生成されるカーボンナノチューブは、電解槽内の条件をコントロールすることで、網状のものやストレート形状のタイプを作り分けることが可能になるとのこと。従来は排出ガスの一部として捨てていた炭素を取り出して結晶化させることで、あらゆる工業素材として使用が可能な高付加価値商品に生まれかわらせることが可能になります。


Lau氏らによると、CO2の削減に加えてこの「高付加価値化」が大きなポイントとなるとのこと。従来のCC発電では1トンのメタン燃料から909ドル(約9万6000円)に相当する電力を生みだす一方で、2.74トンのCO2を排出していました。一方、この装置を組み込んだ発電システムは同じメタン燃料から835ドル(約8万8000円)に相当する電力が生み出されます。発電効率そのものは8%ほど下落するわけですが、それと引き替えにCO2の排出量が完全にゼロになること、そして、0.75トンのカーボンナノチューブを生成することで、22万5000ドル(約2400万円)という大きな収入が期待できると試算されています。

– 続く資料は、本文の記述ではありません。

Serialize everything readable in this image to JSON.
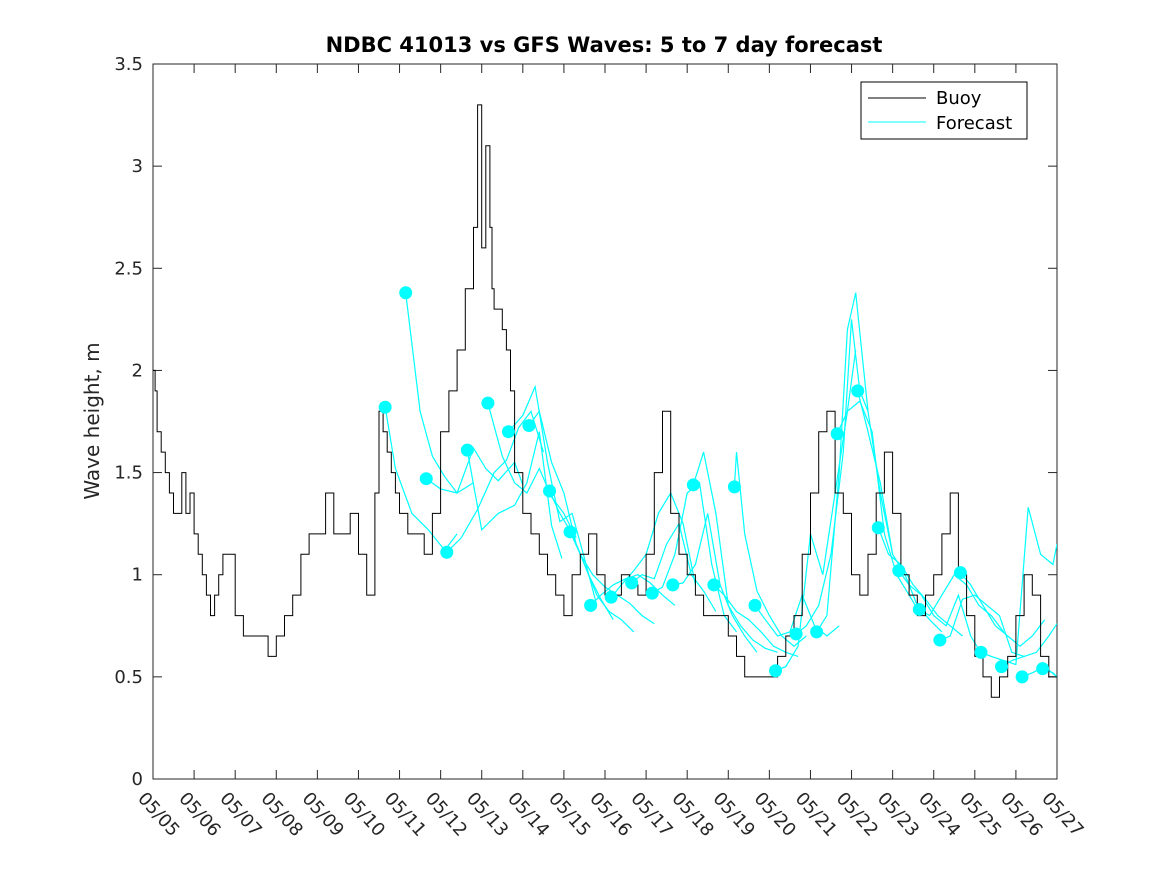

この技術はまだ実用化の前の段階とのことですが、Lau氏らによるとこの技術には規模に応じて対応が可能なスケーラビリティが備わっているとのこと。つまり、小さな発電所から巨大な大規模発電所まで、基本的に対応が可能で、しかもガスや石油、石炭などの燃料にも対応が可能とみられることから、今後のCO2政策にも一定の存在感を示す技術と言うことになるのかもしれません。